Thursday, November 29, 2012
Sometimes Ease beats Money
When stepping in the door for a home visit, after being away at school, my mom loves to treat me to a shopping trip. Obviously, without complaint, I take the gesture and run with it. However, shopping trips around Thanksgiving time are usually different. Everything is on sale, sales start late at night and go early in the morning, and oh, let's not forget, the crowds are enormous. This causes my mom to think about her plan of attack, which is not a normal one. My mom is so turned off by crowds, and dealing with people that she shops before the sales hit, to steer clear from the chaos. Her decision making steps go as follow:
1. The problem is crowds that I don't want to deal with, however I also could save money.
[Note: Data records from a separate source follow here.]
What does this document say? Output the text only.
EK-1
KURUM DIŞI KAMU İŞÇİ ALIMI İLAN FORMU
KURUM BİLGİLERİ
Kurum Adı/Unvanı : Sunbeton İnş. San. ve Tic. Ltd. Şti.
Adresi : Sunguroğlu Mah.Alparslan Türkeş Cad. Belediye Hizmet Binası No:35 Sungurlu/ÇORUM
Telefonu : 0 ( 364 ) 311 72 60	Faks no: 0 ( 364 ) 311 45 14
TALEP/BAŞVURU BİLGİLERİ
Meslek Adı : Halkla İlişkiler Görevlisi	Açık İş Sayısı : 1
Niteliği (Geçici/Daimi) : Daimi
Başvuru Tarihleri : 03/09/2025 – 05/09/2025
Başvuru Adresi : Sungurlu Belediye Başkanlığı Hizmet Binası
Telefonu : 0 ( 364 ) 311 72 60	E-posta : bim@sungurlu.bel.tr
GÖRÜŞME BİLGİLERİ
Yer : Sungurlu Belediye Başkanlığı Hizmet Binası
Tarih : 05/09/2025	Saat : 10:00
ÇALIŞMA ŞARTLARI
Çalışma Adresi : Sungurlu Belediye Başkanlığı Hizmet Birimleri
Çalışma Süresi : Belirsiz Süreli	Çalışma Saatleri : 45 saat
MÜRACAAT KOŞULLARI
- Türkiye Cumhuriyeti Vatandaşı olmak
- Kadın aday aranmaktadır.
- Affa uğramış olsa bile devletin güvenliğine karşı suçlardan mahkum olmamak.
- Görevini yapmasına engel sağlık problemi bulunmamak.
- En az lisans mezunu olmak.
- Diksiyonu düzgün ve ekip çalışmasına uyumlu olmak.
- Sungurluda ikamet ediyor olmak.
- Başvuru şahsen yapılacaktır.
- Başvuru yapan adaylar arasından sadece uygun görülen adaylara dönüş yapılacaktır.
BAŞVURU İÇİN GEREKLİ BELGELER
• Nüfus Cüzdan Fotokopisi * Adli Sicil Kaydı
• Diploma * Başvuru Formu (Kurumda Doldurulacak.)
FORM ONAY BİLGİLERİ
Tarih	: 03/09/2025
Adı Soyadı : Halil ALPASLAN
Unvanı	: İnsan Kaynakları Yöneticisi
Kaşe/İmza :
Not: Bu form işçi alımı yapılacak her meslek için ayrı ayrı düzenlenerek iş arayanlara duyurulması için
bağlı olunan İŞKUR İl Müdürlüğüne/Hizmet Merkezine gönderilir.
2. I could either go early and not save money, or just deal with the mess of the crowd.
3. Paying full price is okay; shoving, pushing and yelling my way through a crowd is unbearable to think about doing.
4. I'm paying full price, no doubt about it.
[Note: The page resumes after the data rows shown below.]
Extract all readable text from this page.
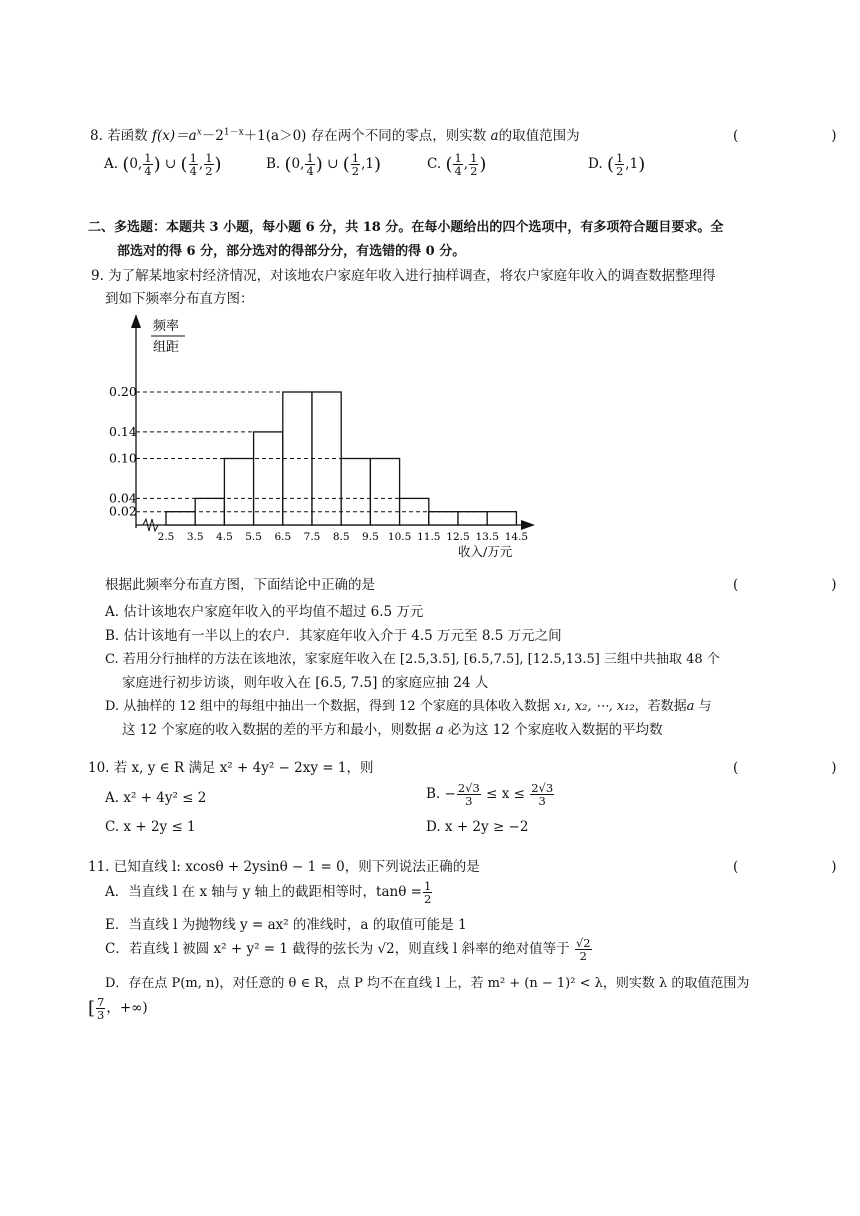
8. 若函数 $f(x)=a^x-2^{1-x}+1(a>0)$ 存在两个不同的零点，则实数 a的取值范围为	(　　)
A. (0, $\frac{1}{4}$ ) ∪ ( $\frac{1}{4}$ , $\frac{1}{2}$ )	B. (0, $\frac{1}{4}$ ) ∪ ( $\frac{1}{2} ,1$)	C. ( $\frac{1}{4}$ , $\frac{1}{2}$ )	D. ( $\frac{1}{2} ,1$)
二、多选题：本题共 3 小题，每小题 6 分，共 18 分。在每小题给出的四个选项中，有多项符合题目要求。全
部选对的得 6 分，部分选对的得部分分，有选错的得 0 分。
9. 为了解某地家村经济情况，对该地农户家庭年收入进行抽样调查，将农户家庭年收入的调查数据整理得
到如下频率分布直方图：
频率
组距
收入/万元
0.02
0.04
0.10
0.14
0.20
2.5 3.5 4.5 5.5 6.5 7.5 8.5 9.5 10.5 11.5 12.5 13.5 14.5
根据此频率分布直方图，下面结论中正确的是	(　　)
A. 估计该地农户家庭年收入的平均值不超过 6.5 万元
B. 估计该地有一半以上的农户．其家庭年收入介于 4.5 万元至 8.5 万元之间
C. 若用分行抽样的方法在该地浓，家家庭年收入在 [2.5,3.5], [6.5,7.5], [12.5,13.5] 三组中共抽取 48 个
家庭进行初步访谈，则年收入在 [6.5, 7.5] 的家庭应抽 24 人
D. 从抽样的 12 组中的每组中抽出一个数据，得到 12 个家庭的具体收入数据 x₁, x₂, ⋯, x₁₂，若数据a 与
这 12 个家庭的收入数据的差的平方和最小，则数据 a 必为这 12 个家庭收入数据的平均数
10. 若 x, y ∈ R 满足 x² + 4y² − 2xy = 1，则	(　　)
A. x² + 4y² ≤ 2	B. − $\frac{2√3}{3} \le x \le \frac{2√3}{3}$
C. x + 2y ≤ 1	D. x + 2y ≥ −2
11. 已知直线 l: xcosθ + 2ysinθ − 1 = 0，则下列说法正确的是	(　　)
A．当直线 l 在 x 轴与 y 轴上的截距相等时，$\tan\theta = \frac{1}{2}$
E．当直线 l 为抛物线 y = ax² 的准线时，a 的取值可能是 1
C．若直线 l 被圆 x² + y² = 1 截得的弦长为 √2，则直线 l 斜率的绝对值等于 $\frac{√2}{2}$
D．存在点 P(m, n)，对任意的 θ ∈ R，点 P 均不在直线 l 上，若 m² + (n − 1)² < λ，则实数 λ 的取值范围为
[ $\frac{7}{3}$ ，+∞)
5. That was so worth it, after watching the videos that made the news and Internet.
My mom is probably very different than most, however when she feels at ease about shopping, she makes better decisions and is happier about her post decision evaluation. The reduced distractions and time pressure allows my mom to have a higher ability of motivation to consume the products she wants.
The consumer behavior prospect theory states that loss has more influence than gain, and that consumers have a stronger reaction to price increases than decreases, but it is the opposite for my mom. She feels that although she is at a loss for the amount of money she is spending that she could be saving, she is saving her sanity in the long run, and that to her is a gain that not even money can stop her from keeping. Which concludes my story in proving, that sometimes ease beats money.